In a landmark decision issued on Thursday, the supreme court struck down the ruling of a Saint Gallen administrative court last August that recognized the two fathers.
The two men, originally from Saint Gallen in northeastern Switzerland and living in a Swiss registered partnership, had sought to have a California birth certificate recognized by the registry office in their home canton.
The office refused to register the two men as fathers of the child, a decision which the couple successfully appealed to the administrative court, but that court's ruling was appealed by the federal justice department.
The US birth certificate states that the men are the parents of the child.
The child was conceived through artificial insemination of a woman in California who agreed to be a surrogate mother, using the sperm of one of the two partners, the SDA news agency earlier reported.

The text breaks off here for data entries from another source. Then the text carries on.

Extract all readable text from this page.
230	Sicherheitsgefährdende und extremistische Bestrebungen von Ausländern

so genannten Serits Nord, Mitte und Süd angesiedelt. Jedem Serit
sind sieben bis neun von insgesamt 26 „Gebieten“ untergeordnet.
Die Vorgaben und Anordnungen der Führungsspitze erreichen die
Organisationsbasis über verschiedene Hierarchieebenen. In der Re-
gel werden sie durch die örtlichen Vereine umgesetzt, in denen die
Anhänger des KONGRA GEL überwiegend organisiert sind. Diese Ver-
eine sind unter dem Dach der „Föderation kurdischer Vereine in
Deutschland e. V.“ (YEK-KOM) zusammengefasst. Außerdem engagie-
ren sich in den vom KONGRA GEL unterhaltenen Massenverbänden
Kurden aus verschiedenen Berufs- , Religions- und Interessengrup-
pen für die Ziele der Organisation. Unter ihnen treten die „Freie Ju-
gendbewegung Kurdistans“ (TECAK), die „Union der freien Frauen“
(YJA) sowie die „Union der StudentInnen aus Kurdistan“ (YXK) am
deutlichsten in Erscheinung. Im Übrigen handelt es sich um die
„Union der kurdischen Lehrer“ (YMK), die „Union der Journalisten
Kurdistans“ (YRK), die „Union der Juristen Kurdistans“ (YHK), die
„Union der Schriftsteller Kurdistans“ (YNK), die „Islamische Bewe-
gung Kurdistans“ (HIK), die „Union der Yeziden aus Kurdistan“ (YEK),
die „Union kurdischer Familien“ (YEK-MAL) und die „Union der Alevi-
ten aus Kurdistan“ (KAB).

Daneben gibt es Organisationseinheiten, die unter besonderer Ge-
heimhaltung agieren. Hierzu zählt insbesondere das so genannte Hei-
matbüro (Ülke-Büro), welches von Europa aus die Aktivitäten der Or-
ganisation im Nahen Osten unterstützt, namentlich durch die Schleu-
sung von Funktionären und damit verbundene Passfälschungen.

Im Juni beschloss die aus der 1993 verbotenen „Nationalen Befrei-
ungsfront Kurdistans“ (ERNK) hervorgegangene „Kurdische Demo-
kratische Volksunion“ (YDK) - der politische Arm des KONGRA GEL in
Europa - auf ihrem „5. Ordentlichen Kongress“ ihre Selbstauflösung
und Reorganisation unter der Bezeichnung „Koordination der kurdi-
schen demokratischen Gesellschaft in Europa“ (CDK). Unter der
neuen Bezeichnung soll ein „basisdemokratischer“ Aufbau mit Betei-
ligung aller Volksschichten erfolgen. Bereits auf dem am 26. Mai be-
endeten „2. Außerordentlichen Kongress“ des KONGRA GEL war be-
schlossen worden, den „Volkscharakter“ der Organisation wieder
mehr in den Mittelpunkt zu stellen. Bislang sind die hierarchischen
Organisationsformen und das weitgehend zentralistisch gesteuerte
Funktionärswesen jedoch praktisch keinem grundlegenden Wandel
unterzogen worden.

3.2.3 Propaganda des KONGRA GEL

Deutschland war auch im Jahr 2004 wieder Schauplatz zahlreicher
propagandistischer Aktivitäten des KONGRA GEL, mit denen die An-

The supreme court ruled that only the sperm donor can be officially recognized as the father, according to a report from broadcaster RTS.
And it said that the name of the surrogate mother should also be officially registered by the canton of Saint Gallen in its “civil status” register.
To recognize the non-biological father would be the equivalent to authorizing the use of a surrogate mother, which is against the law in Switzerland, the court said, according to the RTS report.
The American birth certificate was based on a California court decision by which the surrogate mother and her husband abandoned their parental responsibilities for the newborn.
The Saint Gallen cantonal department responsible for births and marriages supported the two men but the Swiss federal justice department appealed the canton's decision all the way to the supreme court.
The men expressed their disappointment with the verdict, broadcaster SRF reported.
A lawyer for the pair said the ruling was not in the best interests of the child, the broadcaster said.
The ruling seems to ignore that the lack of genetic relationships are not a bar to parenthood in the case of adoptions.
The couple's last avenue for appeal now lies with the European Court of Human Rights.